Die Verminderung von Risikofaktoren, eine gesunde Lebensweise und vor allem regelmäßige Vorsorgeuntersuchungen können den Patienten zu einem frühen Zeitpunkt vor ernsthaften Folgeschäden, wie dem Herzinfarkt, schützen. Experten betonen, dass aber auch der breite Einsatz von Calcium-Antagonisten bei der Bekämpfung der unverändert am stärksten verbreiteten Krankheits- und Todesursachen, wie Bluthochdruck und Herzinfarkt, medizinisch sinnvoll und erfolgreich ist.

Wirksame Medikamente
Durch die Erfindung und Anwendung der "Patch-Clamp-Technik", für die die Professoren Bert Sakmann und Erwin Neher im Jahre 1991 den Medizin-Nobelpreis erhielten, ist die Bedeutung von Calcium-Ionen für die Muskeltätigkeit des Herzens und der Gefäßwand des Blutkreislaufs heute weitgehend bekannt.
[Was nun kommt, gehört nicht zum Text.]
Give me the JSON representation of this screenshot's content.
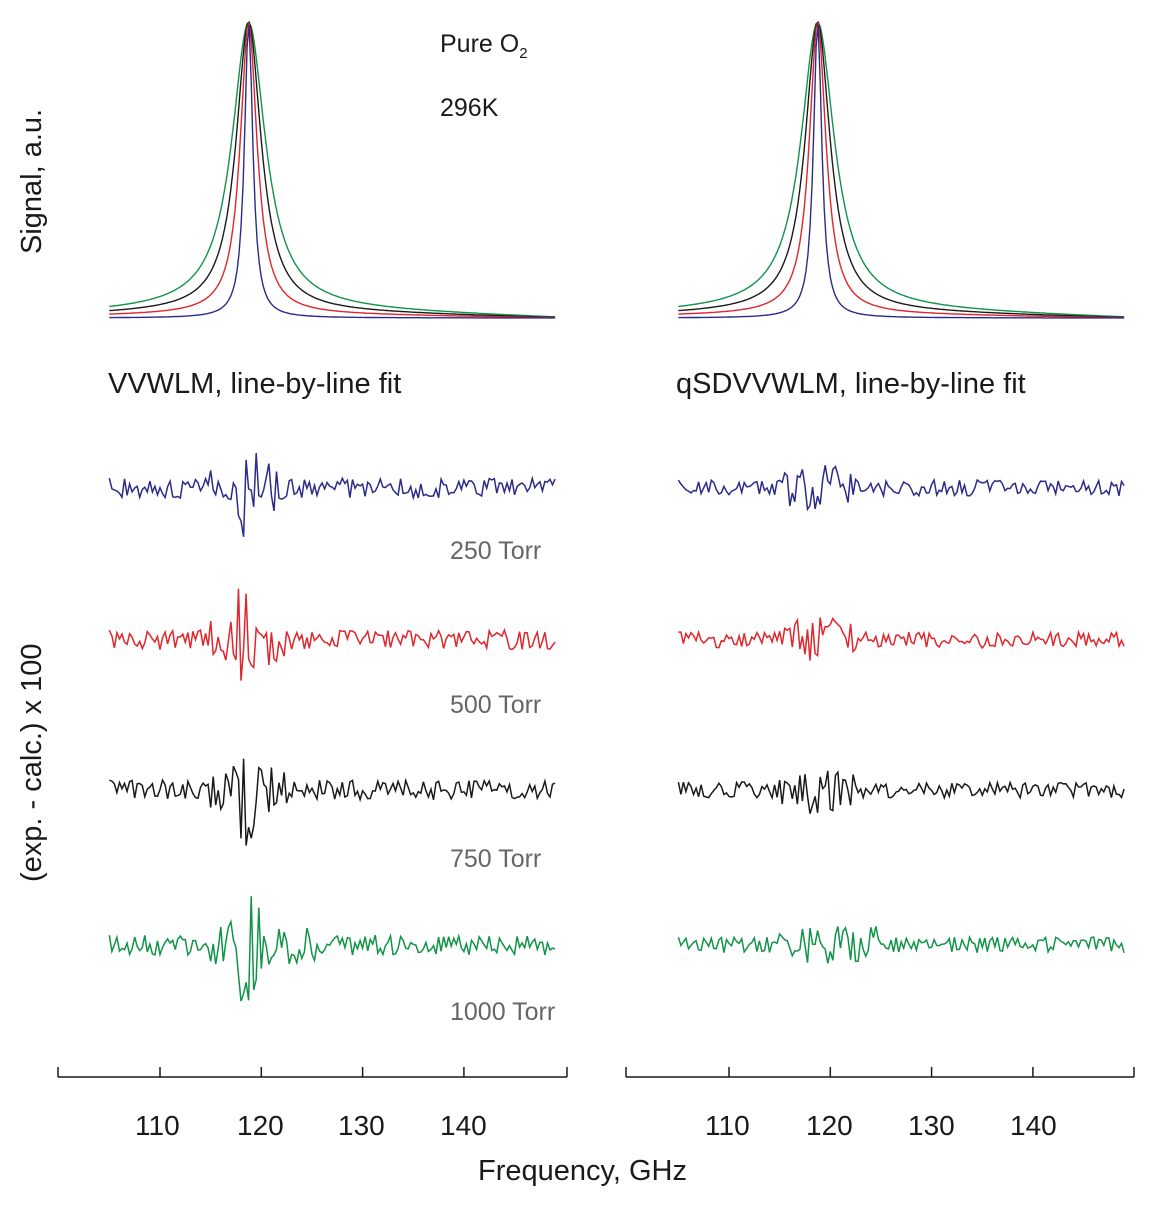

Das sie für die Muskeltätigkeit des Herzens lebensnotwendig sind, konnte der Londoner Physiologe Sidney Ringer bereits vor hundert Jahren am Froschherzen zeigen.
Doch erst dem kürzlich verstorbenen Freiburger Forscher Prof. Albrecht Fleckenstein gelang es nachzuweisen, dass eine Substanzklasse von Arzneistoffen, die er eben Calcium-Antagonisten nannte, Herz und Gefäße vor Calciumüberlagerung schützen und verengte Herzkranzgefäße erweitern. Heute stehen mit Nitrendipin oder Nisoldipin Medikamente zur Verfügung, die gezielt und selektiv in der Behandlung von Bluthochdruck und koronarer Herzkrankheit eingesetzt werden können.